Elias began to wonder — what lay behind that gate? And why did it hunger for the people of Ashwick Hollow?

As Halloween neared, he grew obsessed. His colleagues avoided him, muttering that he had the look of a marked man. His neighbors barred their shutters when he passed.

On the final night of October, as the square filled again with trembling townsfolk, Elias did not join them. Instead, he climbed the steps of St. Adrian’s, lantern in hand, and entered the church alone.

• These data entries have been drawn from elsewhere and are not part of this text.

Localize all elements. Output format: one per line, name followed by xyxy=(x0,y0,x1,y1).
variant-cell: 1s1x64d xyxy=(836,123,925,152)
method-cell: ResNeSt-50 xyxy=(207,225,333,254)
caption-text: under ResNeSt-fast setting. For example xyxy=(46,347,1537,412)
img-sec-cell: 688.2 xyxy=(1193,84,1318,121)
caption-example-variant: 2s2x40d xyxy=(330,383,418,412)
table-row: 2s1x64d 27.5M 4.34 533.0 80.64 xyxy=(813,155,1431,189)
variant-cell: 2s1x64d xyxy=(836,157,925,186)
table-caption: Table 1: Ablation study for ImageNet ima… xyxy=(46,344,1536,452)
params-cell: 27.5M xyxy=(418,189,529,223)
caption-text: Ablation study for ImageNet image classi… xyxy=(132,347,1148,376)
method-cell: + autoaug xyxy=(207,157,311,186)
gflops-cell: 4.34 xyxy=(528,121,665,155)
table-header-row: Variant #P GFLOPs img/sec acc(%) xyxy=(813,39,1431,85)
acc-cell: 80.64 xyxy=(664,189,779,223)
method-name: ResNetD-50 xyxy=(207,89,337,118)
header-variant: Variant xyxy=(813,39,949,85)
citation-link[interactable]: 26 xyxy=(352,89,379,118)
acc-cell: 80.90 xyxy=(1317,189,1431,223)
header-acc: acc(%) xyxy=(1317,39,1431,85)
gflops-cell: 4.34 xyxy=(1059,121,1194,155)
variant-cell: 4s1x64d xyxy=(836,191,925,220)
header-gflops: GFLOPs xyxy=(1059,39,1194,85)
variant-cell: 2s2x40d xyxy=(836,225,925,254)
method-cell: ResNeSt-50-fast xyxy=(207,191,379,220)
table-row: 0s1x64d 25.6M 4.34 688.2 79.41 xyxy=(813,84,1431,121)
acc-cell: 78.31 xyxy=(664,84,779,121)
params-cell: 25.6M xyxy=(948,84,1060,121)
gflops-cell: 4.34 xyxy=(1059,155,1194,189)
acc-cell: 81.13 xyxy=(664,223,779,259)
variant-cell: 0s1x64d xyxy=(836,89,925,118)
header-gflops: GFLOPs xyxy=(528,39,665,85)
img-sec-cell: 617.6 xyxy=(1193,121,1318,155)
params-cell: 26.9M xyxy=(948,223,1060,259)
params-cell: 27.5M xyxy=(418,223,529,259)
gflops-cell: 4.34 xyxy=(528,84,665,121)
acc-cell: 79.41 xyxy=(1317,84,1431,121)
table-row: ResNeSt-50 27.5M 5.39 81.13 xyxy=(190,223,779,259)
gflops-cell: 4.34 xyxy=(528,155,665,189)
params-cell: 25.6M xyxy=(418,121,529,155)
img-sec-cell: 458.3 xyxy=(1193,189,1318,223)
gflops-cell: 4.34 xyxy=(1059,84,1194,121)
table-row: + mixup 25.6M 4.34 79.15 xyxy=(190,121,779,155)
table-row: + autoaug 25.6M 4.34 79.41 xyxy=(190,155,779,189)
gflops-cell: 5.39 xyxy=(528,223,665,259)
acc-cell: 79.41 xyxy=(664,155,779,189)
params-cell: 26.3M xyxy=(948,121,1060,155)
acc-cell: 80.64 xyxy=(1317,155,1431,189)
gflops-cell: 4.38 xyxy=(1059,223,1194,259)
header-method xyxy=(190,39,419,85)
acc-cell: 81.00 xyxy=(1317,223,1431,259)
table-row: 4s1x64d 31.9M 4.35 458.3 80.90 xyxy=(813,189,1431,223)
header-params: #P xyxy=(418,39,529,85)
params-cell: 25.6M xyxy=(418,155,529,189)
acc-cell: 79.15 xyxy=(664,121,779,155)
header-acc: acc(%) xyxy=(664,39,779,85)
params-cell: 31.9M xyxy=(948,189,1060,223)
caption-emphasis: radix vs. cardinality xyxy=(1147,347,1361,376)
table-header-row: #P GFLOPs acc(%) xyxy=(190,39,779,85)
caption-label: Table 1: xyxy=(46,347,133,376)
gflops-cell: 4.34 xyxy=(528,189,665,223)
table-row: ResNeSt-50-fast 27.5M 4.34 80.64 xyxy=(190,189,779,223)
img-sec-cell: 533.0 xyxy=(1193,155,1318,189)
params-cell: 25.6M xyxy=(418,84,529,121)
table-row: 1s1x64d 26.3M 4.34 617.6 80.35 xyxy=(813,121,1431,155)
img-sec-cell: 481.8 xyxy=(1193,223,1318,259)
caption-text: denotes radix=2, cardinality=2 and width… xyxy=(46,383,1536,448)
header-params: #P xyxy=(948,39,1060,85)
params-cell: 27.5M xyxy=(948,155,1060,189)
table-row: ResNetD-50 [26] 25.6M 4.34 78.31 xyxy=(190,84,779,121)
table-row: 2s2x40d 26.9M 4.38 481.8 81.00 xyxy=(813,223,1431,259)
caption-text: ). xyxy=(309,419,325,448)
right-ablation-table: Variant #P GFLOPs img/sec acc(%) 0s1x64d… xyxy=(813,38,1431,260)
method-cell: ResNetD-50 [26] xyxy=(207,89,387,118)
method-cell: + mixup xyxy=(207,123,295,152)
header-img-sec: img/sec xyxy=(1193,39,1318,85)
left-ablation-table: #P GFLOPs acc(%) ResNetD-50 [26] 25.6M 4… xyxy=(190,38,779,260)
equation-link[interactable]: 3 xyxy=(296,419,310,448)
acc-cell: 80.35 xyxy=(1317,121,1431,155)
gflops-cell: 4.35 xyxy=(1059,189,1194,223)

The nave smelled of mildew and dust. The pews sagged with rot. He made his way up the spiral staircase into the bell tower, where the massive black bell loomed overhead, suspended by chains that creaked in the wind.

As midnight neared, he pressed his palm to the iron. It was cold, almost wet, as if it breathed. His lantern sputtered.

The first toll shook the air, reverberating through his chest. His ears rang.

By the twelfth, his vision blurred.

When the thirteenth came, it was not just a sound. It was a voice.

Elias staggered back, clutching his head. Whispers poured into him, thick and choking. Words in no language he knew, yet somehow he understood. We are waiting. We are owed. One by one, we return.

And beneath the whispers, the faint sound of screaming — dozens, hundreds of voices, all crying out from within the bell itself.

The metal split. Just a hairline crack, but from it seeped a light like burning fog. The air stank of sulfur and rot.

In the square below, the townsfolk gasped as the bell rang not thirteen, but fourteen times.

And Elias Harper was never seen again.

From that night onward, the thirteenth toll became more frequent. Sometimes twice a week, sometimes two nights in a row. More and more vanished, and when they returned, their forms grew worse. No longer recognizable as neighbors, but twisted shades, their faces slack masks stretched over wrong bones. They still begged not to be let in, but their voices carried hunger, a craving that belied their pleas.

By winter, the town was half-empty. Families fled, abandoning homes to the creeping fog. Those who remained whispered that the bell had broken something, that the gate it guarded was widening. Soon, it would not just take one at a time. Soon, it would open fully.

On the last night Ashwick Hollow was ever spoken of, the bell rang.

Not twelve. Not thirteen.

But endlessly, without pause, until the town itself was swallowed by mist.

No map marks the place anymore. No road leads there. But sometimes, travelers claim to hear a faint tolling carried on the wind.

Thirteen strikes, followed by one more.

And those who hear it too clearly never make it home.